Is the direct image functor on sheaves of a point inclusion exact?

Question

Given the inclusion of a point $i_x:\{x\}\to X$, is the associated direct image functor $(i_x)_*: Sh(\{x\}) \to Sh(X)$ an exact functor?

I know that in general this is not the case and the direct image functor is only left exact. I also know that if $\{x\}$ is a closed subset in X, then it should be an exact functor. So I was trying to construct a counterexample by looking at the inclusion of an open subset, but to be honest, I just lack the intuition for the subject to come up with something. Any hints?

Answer 1

I gave it a go, and I think I might have solved it, but I only know the basics on sheaves so you should definetely double check my proof.

we have that $ \mathcal{F}_{x} = \mathcal{F}(\{x\}), \ \mathcal{G}_{x} = \mathcal{G}(\{x\}), \ \mathcal{H}_{x} = \mathcal{H}(\{x\}). \ $ Since $\ \ \large0 \rightarrow \mathcal{F} \rightarrow \mathcal{G} \rightarrow \mathcal{H} \rightarrow \large0 \ $ is exact, also $ \ \large0 \rightarrow \mathcal{F}_{x} \rightarrow \mathcal{G}_{x} \rightarrow \mathcal{H}_{x} \rightarrow \large0 \ $ is exact.

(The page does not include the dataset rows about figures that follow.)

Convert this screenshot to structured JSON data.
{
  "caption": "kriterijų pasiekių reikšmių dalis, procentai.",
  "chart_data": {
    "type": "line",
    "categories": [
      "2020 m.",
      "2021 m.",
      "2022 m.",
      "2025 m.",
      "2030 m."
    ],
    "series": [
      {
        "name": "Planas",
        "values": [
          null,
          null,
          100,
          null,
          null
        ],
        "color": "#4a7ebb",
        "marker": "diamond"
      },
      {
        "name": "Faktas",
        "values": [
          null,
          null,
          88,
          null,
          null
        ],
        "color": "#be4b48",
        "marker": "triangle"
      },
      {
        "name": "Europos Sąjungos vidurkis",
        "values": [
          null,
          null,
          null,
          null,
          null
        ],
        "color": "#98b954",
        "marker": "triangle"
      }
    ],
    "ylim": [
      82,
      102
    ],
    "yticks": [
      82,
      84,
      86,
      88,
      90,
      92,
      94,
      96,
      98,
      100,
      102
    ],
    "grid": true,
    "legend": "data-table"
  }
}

In order to prove that $ \ \ \large0 \rightarrow i_{\star}(\mathcal{F}) \rightarrow i_{\star}(\mathcal{G}) \rightarrow i_{\star}(\mathcal{H}) \rightarrow \large0 \ $ is exact, we can just prove that it is exact on the stalks. But this is indeed the case:

Let $y \in X \ \ \text{s.t. there's an open set} \ U \subset X \ \text{with } x \notin U.$ Then $i_{\star}(\mathcal{F})_{y} = i_{\star}(\mathcal{G})_{y} = i_{\star}(\mathcal{H})_{y} = \large0$

If $ \ \ \forall \ \ U \subset X \text{ such that } y \in U \text{ we also have } x \in U, \ $ then $ \ i_{\star}(\mathcal{F})_{y} = \mathcal{F(\{x\})}, \ i_{\star}(\mathcal{G})_{y} = \mathcal{G(\{x\})}, \ i_{\star}(\mathcal{H})_{y} = \mathcal{H(\{x\})}$.

In both cases the sequence $ \ \ \large0 \rightarrow i_{\star}(\mathcal{F})_{y} \rightarrow i_{\star}(\mathcal{G})_{y} \rightarrow i_{\star}(\mathcal{H})_{y} \rightarrow \large0 \ $ is exact. Therefore $ \ \ \large0 \rightarrow i_{\star}(\mathcal{F}) \rightarrow i_{\star}(\mathcal{G}) \rightarrow i_{\star}(\mathcal{H}) \rightarrow \large0 $ is also exact.

Answer 2

I actually think, that in case of single point it will always be exact. Let

$$ 0 \to \mathcal{F} \overset{\varphi}{\to} \mathcal{G} \overset{\psi}{\to} \mathcal{H} \to 0 $$

be exact, $\mathcal{F}, \mathcal{G}, \mathcal{H} \in Sh(\{x\})$. We only need to prove, that $(i_x)_*(\psi)$ is surjective. By definition, $ (i_x)_*\mathcal{F}(U) = \mathcal{F}(\{x\}) $, if $ x \in U $, otherwise it is just $ 0 $ (because $\mathcal{F}$ is a sheaf, so on empty set it gives 0). Same thing for $\mathcal{G}, \mathcal{H}$. Next, $ (i_x)_*\psi(U) = \psi(\{x\})$ (surjective, because $\psi(\{x\}) = \psi_x$ in case of one-pointed top. space), if $x \in U $, and trivial otherwise (also surjective, because between to trivial groups). So all $(i_x)_*\psi(U)$ are surjective, then $(i_x)_*\psi$ is surjective, and the sequence is exact.